White House press secretary Jay Carney stressed that Obama remains satisfied with Shinseki's overall record, especially when it comes to helping veterans homelessness and their access to the G.I. bill's education benefits.
But when asked pointed questions on whether Obama continues to support him in the top VA post, Carney sidestepped them, noting that Obama is waiting for the results of an internal investigation led by White House Chief of Staff Rob Nabors.
“[Obama] is extremely troubled, as we said yesterday, about the preliminary results reported by the IG,” Carney said. “And he looks forward to a full investigation by the independent inspector general and the full results of that investigation.”
Carney said Obama also is awaiting the receipt of Shinseki's review.

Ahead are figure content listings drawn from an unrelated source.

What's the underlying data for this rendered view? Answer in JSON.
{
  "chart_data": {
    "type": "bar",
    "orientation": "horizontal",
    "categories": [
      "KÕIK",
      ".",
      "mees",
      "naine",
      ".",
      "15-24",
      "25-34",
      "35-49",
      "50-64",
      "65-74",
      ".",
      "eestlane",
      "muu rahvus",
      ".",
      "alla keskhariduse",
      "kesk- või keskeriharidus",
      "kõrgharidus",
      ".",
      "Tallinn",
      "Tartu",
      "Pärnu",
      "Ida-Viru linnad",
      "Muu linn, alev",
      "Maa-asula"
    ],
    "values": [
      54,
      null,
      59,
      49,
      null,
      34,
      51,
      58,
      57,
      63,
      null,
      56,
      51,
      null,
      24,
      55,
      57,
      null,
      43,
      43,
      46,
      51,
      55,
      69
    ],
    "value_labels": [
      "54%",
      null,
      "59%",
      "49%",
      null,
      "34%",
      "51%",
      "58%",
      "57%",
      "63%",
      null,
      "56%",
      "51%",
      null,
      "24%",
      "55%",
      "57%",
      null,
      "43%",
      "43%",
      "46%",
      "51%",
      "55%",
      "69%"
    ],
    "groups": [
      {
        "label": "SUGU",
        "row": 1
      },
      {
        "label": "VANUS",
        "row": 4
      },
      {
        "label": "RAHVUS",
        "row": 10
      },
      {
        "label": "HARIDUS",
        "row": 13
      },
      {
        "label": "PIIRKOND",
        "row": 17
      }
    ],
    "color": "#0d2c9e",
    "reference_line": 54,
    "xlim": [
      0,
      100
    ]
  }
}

“Reviews are important, but they should not preclude taking action now where we know we can — and the VA can to speed up service to our veterans in those areas where it's been identified that waits have been too long, and that is what he expects to take place,” Carney added.
The pressure on the White House to fire Shinseki has ratcheted up in the last 24 hours since the release of a VA inspector general report that found myriad systemic problems with the treatment of veterans, including that Phoenix-area veterans waited on average 115 days to receive care.
Last week, before the preliminary IG report's release, Carney said the Obama has confidence in Shinseki's leadership.
NBC News on Thursday quoted an anonymous White House aide saying Shinseki is "on thin ice."
When asked about the report, Carney said only that he's "just not going to speculate more about personnel."